First, they were motivated by a purely altruistic desire to assist their students. Second, the cheaters were driven by a parochial loyalty to their employer and associates to maintain an image of success in their school district. Third, they were attempting to assure that their professional evaluations were not negatively affected by poor test outcomes.
What the writer misses is that the idea he was responding to–basically, public choice theory, which applies private economic thought into public bureaucracies–already explains these incentives as systemic to centrally-planned economies. This is what Thomas Berger, of East Patchogue wrote about in a letter that appeared in Sunday’s Newsday.
The problem is that state and federal education officials are treating our children like numbers.
Our children should take tests written by their teachers, covering what was taught in class.
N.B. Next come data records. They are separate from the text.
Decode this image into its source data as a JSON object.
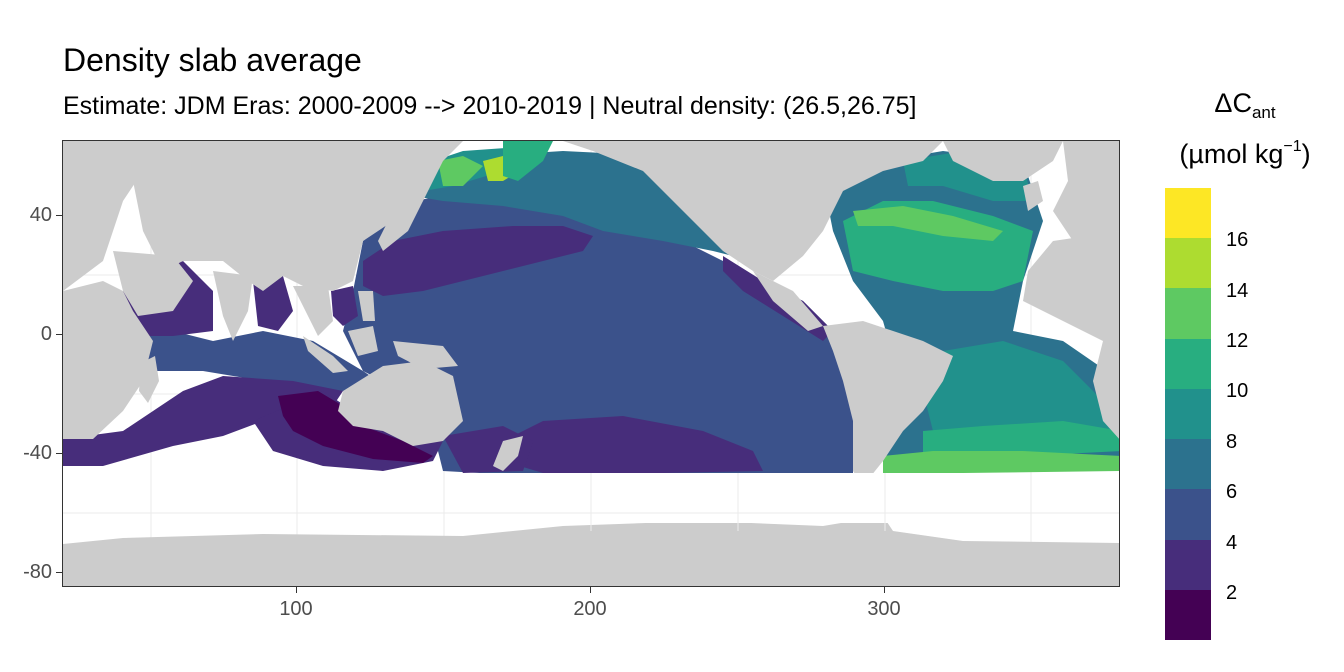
{
  "title": "Density slab average",
  "subtitle": "Estimate: JDM Eras: 2000-2009 --> 2010-2019 | Neutral density: (26.5,26.75]",
  "map": {
    "x_ticks": [
      "100",
      "200",
      "300"
    ],
    "y_ticks": [
      "40",
      "0",
      "-40",
      "-80"
    ],
    "land_color": "#cccccc",
    "missing_color": "#ffffff"
  },
  "legend": {
    "title_main": "ΔC",
    "title_sub": "ant",
    "unit_prefix": "(µmol kg",
    "unit_sup": "−1",
    "unit_suffix": ")",
    "labels": [
      "16",
      "14",
      "12",
      "10",
      "8",
      "6",
      "4",
      "2"
    ],
    "colors": [
      "#fde725",
      "#addc30",
      "#5ec962",
      "#28ae80",
      "#21918c",
      "#2c728e",
      "#3b528b",
      "#472d7b",
      "#440154"
    ]
  }
}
Our children do not need a distant state bureaucratic Gestapo educational department, but a caring concerned teacher.
Newsday needs to seriously investigate the state Education Department and the politics within. Each school district needs a staff to work to educate children, not some political authority sitting at a desk in Albany. We want our children educated by teachers who they can see, talk with and interact with.
The tragedy of Glen Cove’s cheating scandal is that great people were forced into a scandal of the bureaucratic state. Nobody took a payout, or was promised a promotion–there was no exchange.
But, as the economist Milton Friedman observed, “bad laws (in this case, a one-size-fits-all testing standard) make socially advantageous acts illegal, and therefore, leads to an undermining of morality in general.” This pattern is not avoided by politicians’ promises of stricter enforcement or new ethical standards–it is made worse. It is systemic to the bureaucracy such as it is at the VA hospital system, which has also been plagued with scandal.
An optimal education system would be one where families are free to choose where to send their children to school and educators are not subject to the dictates of what Reagan (and Berger) called “a little intellectual elite in a faraway capital”.